For Germany, which witnessed the Aleph Alpha project shrink and migrate to the corporate application layer instead of competing in foundational models, the Canadian case demonstrates that a viable path lies in consortiums of existing companies, not in unicorns generated from scratch. SAP, Deutsche Telekom, and Siemens are in the position that Bell, Cohere, and Hypertec assumed today.
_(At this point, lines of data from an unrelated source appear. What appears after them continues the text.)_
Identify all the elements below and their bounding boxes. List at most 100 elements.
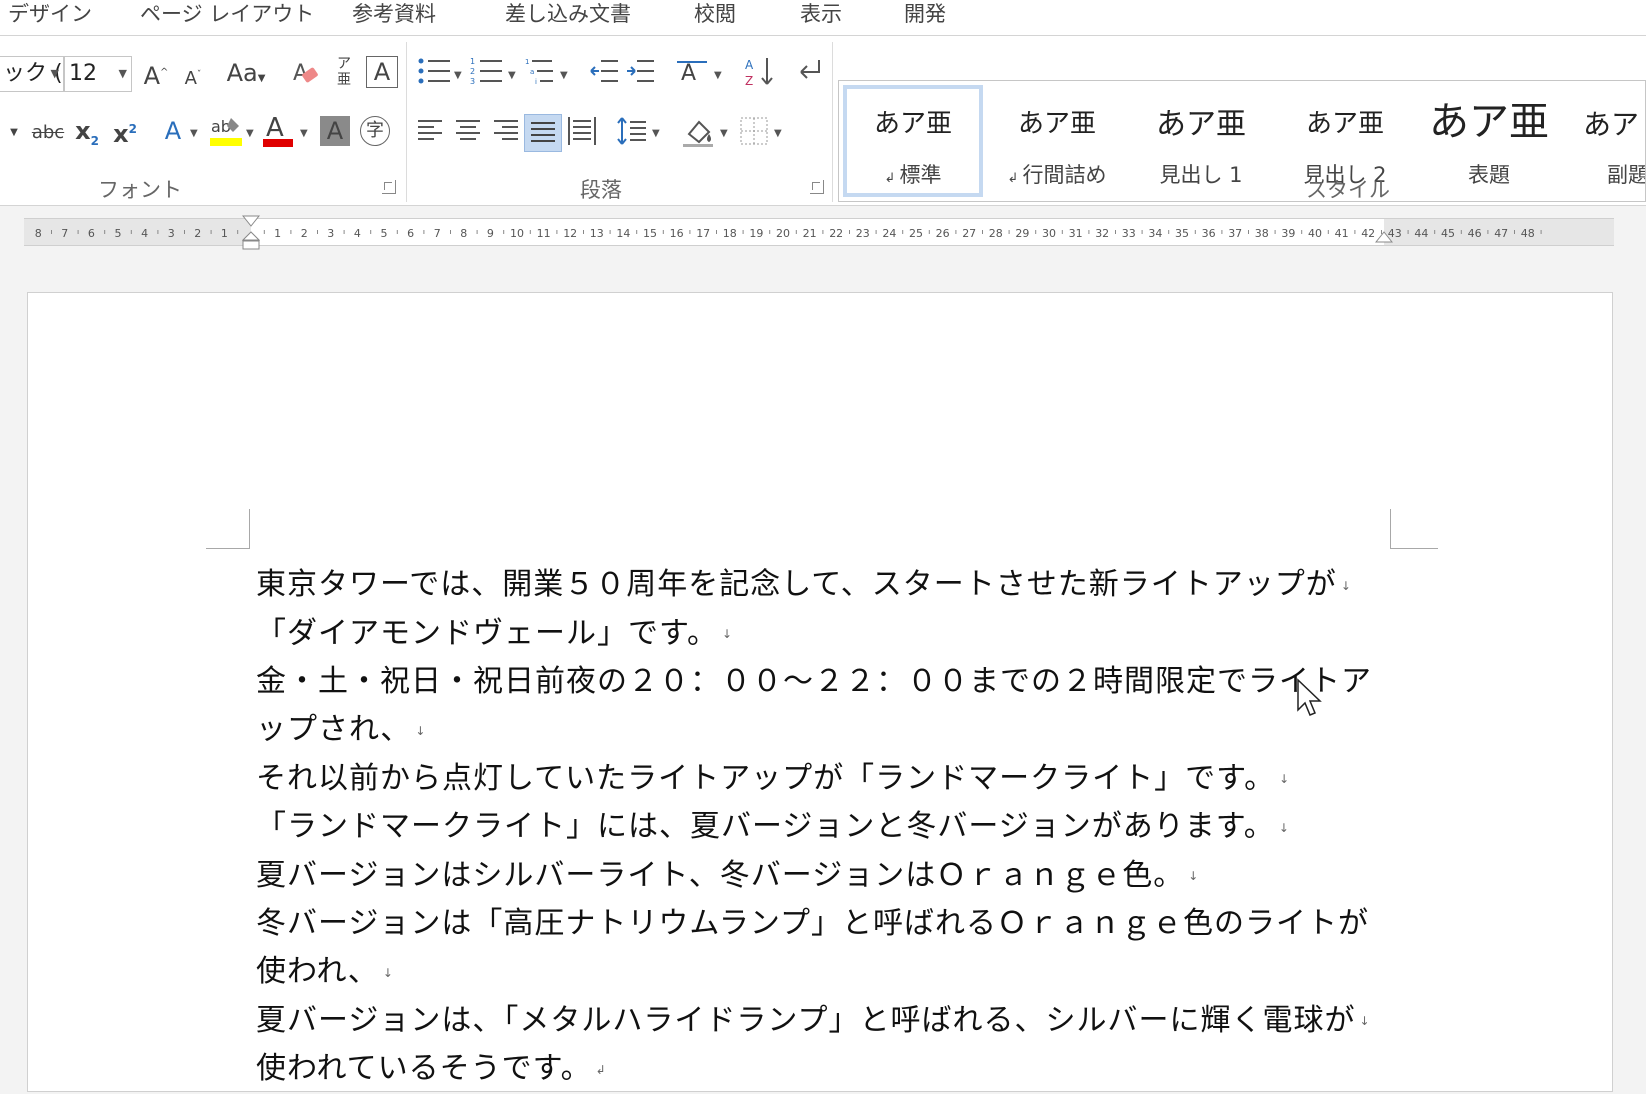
ruler-number: 12 [563,227,577,240]
ruler-number: 9 [487,227,494,240]
svg-text:3: 3 [470,77,475,86]
text-direction-icon[interactable]: A [674,56,710,93]
paragraph[interactable]: 使われているそうです。 ↲ [256,1045,1416,1094]
paragraph[interactable]: 使われ、 ↓ [256,948,1416,997]
tab-developer[interactable]: 開発 [904,0,946,28]
chevron-down-icon[interactable]: ▼ [652,128,660,139]
style-name: ↲ 行間詰め [1007,163,1107,187]
tab-review[interactable]: 校閲 [694,0,736,28]
enclose-characters-icon[interactable]: 字 [360,116,390,146]
subscript-icon[interactable]: x2 [72,116,102,156]
style-subtitle[interactable]: あア 副題 [1563,85,1645,197]
bullets-icon[interactable] [416,56,452,93]
ruler-number: 46 [1468,227,1482,240]
superscript-icon[interactable]: x2 [110,114,140,149]
chevron-down-icon[interactable]: ▼ [774,128,782,139]
shading-icon[interactable] [680,116,716,155]
style-sample: あア亜 [1429,99,1549,145]
ruler-number: 38 [1255,227,1269,240]
paragraph[interactable]: 夏バージョンは、「メタルハライドランプ」と呼ばれる、シルバーに輝く電球が ↓ [256,997,1416,1046]
sort-icon[interactable]: AZ [744,56,776,95]
font-size-combo[interactable]: 12 ▼ [64,56,132,92]
document-body[interactable]: 東京タワーでは、開業５０周年を記念して、スタートさせた新ライトアップが ↓ 「ダイ… [256,561,1416,1094]
paragraph[interactable]: 「ランドマークライト」には、夏バージョンと冬バージョンがあります。 ↓ [256,803,1416,852]
svg-text:A: A [745,58,754,72]
tab-view[interactable]: 表示 [800,0,842,28]
paragraph[interactable]: 夏バージョンはシルバーライト、冬バージョンはＯｒａｎｇｅ色。 ↓ [256,852,1416,901]
numbering-icon[interactable]: 123 [470,56,504,93]
shrink-font-icon[interactable]: Aˇ [180,60,206,94]
ruler-number: 31 [1069,227,1083,240]
align-right-icon[interactable] [492,118,520,151]
ruler-number: 15 [643,227,657,240]
clear-formatting-icon[interactable]: A [290,56,322,95]
line-break-mark: ↓ [1340,578,1352,593]
show-paragraph-marks-icon[interactable] [792,56,824,93]
left-indent-marker[interactable] [242,231,260,251]
paragraph[interactable]: それ以前から点灯していたライトアップが「ランドマークライト」です。 ↓ [256,755,1416,804]
chevron-down-icon[interactable]: ▼ [454,70,462,81]
chevron-down-icon[interactable]: ▼ [508,70,516,81]
ruler-number: 45 [1441,227,1455,240]
font-color-icon[interactable]: A [262,112,294,155]
svg-text:A: A [681,61,696,86]
tab-references[interactable]: 参考資料 [352,0,436,28]
style-title[interactable]: あア亜 表題 [1419,85,1559,197]
borders-icon[interactable] [738,116,770,153]
font-name-combo[interactable]: ック ( ▼ [0,56,64,92]
ruler-number: 16 [670,227,684,240]
font-dialog-launcher-icon[interactable] [382,180,396,194]
grow-font-icon[interactable]: A^ [142,58,170,91]
highlight-color-icon[interactable]: ab [208,112,244,155]
paragraph-mark: ↲ [595,1062,607,1077]
style-normal[interactable]: あア亜 ↲ 標準 [843,85,983,197]
style-sample: あア亜 [1305,109,1384,139]
line-spacing-icon[interactable] [614,116,650,153]
paragraph-dialog-launcher-icon[interactable] [810,180,824,194]
tab-design[interactable]: デザイン [8,0,92,28]
paragraph[interactable]: 冬バージョンは「高圧ナトリウムランプ」と呼ばれるＯｒａｎｇｅ色のライトが [256,900,1416,948]
character-border-icon[interactable]: A [366,56,398,88]
paragraph[interactable]: ップされ、 ↓ [256,706,1416,755]
increase-indent-icon[interactable] [624,58,656,91]
chevron-down-icon[interactable]: ▼ [300,128,308,139]
chevron-down-icon[interactable]: ▼ [720,128,728,139]
ruler-number: 27 [962,227,976,240]
phonetic-guide-icon[interactable]: ア亜 [332,56,356,88]
align-left-icon[interactable] [416,118,444,151]
character-shading-icon[interactable]: A [320,116,350,146]
paragraph[interactable]: 金・土・祝日・祝日前夜の２０：００～２２：００までの２時間限定でライトア [256,658,1416,706]
multilevel-list-icon[interactable]: 1ai [524,56,556,93]
line-break-mark: ↓ [722,627,734,641]
justify-icon[interactable] [524,114,562,152]
document-page[interactable]: 東京タワーでは、開業５０周年を記念して、スタートさせた新ライトアップが ↓ 「ダイ… [27,292,1613,1092]
chevron-down-icon[interactable]: ▼ [714,70,722,81]
chevron-down-icon: ▼ [50,67,59,80]
tab-page-layout[interactable]: ページ レイアウト [140,0,314,28]
ruler-number: 36 [1202,227,1216,240]
chevron-down-icon[interactable]: ▼ [560,70,568,81]
chevron-down-icon[interactable]: ▼ [190,128,198,139]
svg-text:i: i [535,78,537,86]
line-break-mark: ↓ [1188,869,1200,883]
style-heading-1[interactable]: あア亜 見出し 1 [1131,85,1271,197]
change-case-button[interactable]: Aa▼ [224,58,268,94]
strikethrough-icon[interactable]: abc [30,118,66,148]
ruler-number: 37 [1228,227,1242,240]
text-effects-icon[interactable]: A [158,116,188,146]
style-no-spacing[interactable]: あア亜 ↲ 行間詰め [987,85,1127,197]
underline-dropdown-icon[interactable]: ▼ [4,118,24,148]
ruler-number: 23 [856,227,870,240]
style-sample: あア亜 [1156,107,1246,142]
crop-mark-top-right [1390,509,1438,549]
tab-mailings[interactable]: 差し込み文書 [505,0,631,28]
paragraph[interactable]: 「ダイアモンドヴェール」です。 ↓ [256,610,1416,659]
first-line-indent-marker[interactable] [242,215,260,227]
distributed-icon[interactable] [566,116,598,153]
decrease-indent-icon[interactable] [588,58,620,91]
horizontal-ruler[interactable]: 8 7 6 5 4 3 2 1 1 2 3 4 5 6 7 8 9 10 11 12 13 14 15 16 17 18 19 20 2… [24,215,1614,250]
paragraph[interactable]: 東京タワーでは、開業５０周年を記念して、スタートさせた新ライトアップが ↓ [256,561,1416,610]
right-indent-marker[interactable] [1375,231,1393,243]
chevron-down-icon[interactable]: ▼ [246,128,254,139]
align-center-icon[interactable] [454,118,482,151]
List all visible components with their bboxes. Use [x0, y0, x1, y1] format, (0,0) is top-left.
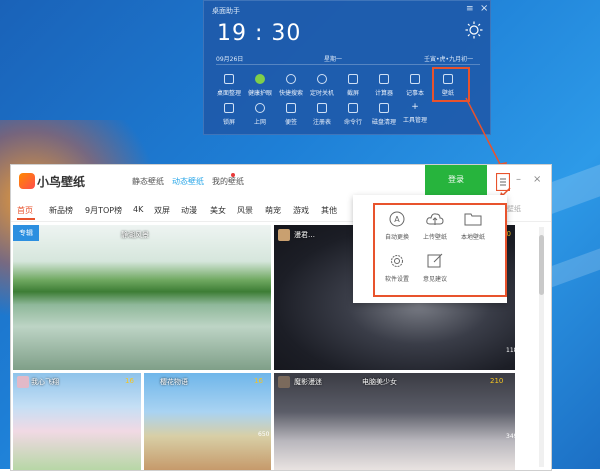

Where the Proof Point Lies
The criterion for judging whether this agreement is more than just a presentation slide will be the size of the initial workload it receives. Bell, in its statement, mentioned "purpose-built" capacity but did not detail the number of chips, megawatts, or date of full operation. Cohere also did not disclose how much of its current model generation will be trained at these facilities instead of the infrastructure already contracted in the U.S.
The real question is whether a Canadian Tier 1 bank (Royal Bank, TD, Scotiabank, or BMO) will migrate proprietary model training to Merritt in the next twelve months. Without an anchor client of that scale, computational sovereignty is geopolitical decoration, not infrastructure. The same test applies to France's Mistral with eurozone banks and, sooner than expected, to any equivalent arrangement attempting to materialize in São Paulo or Frankfurt.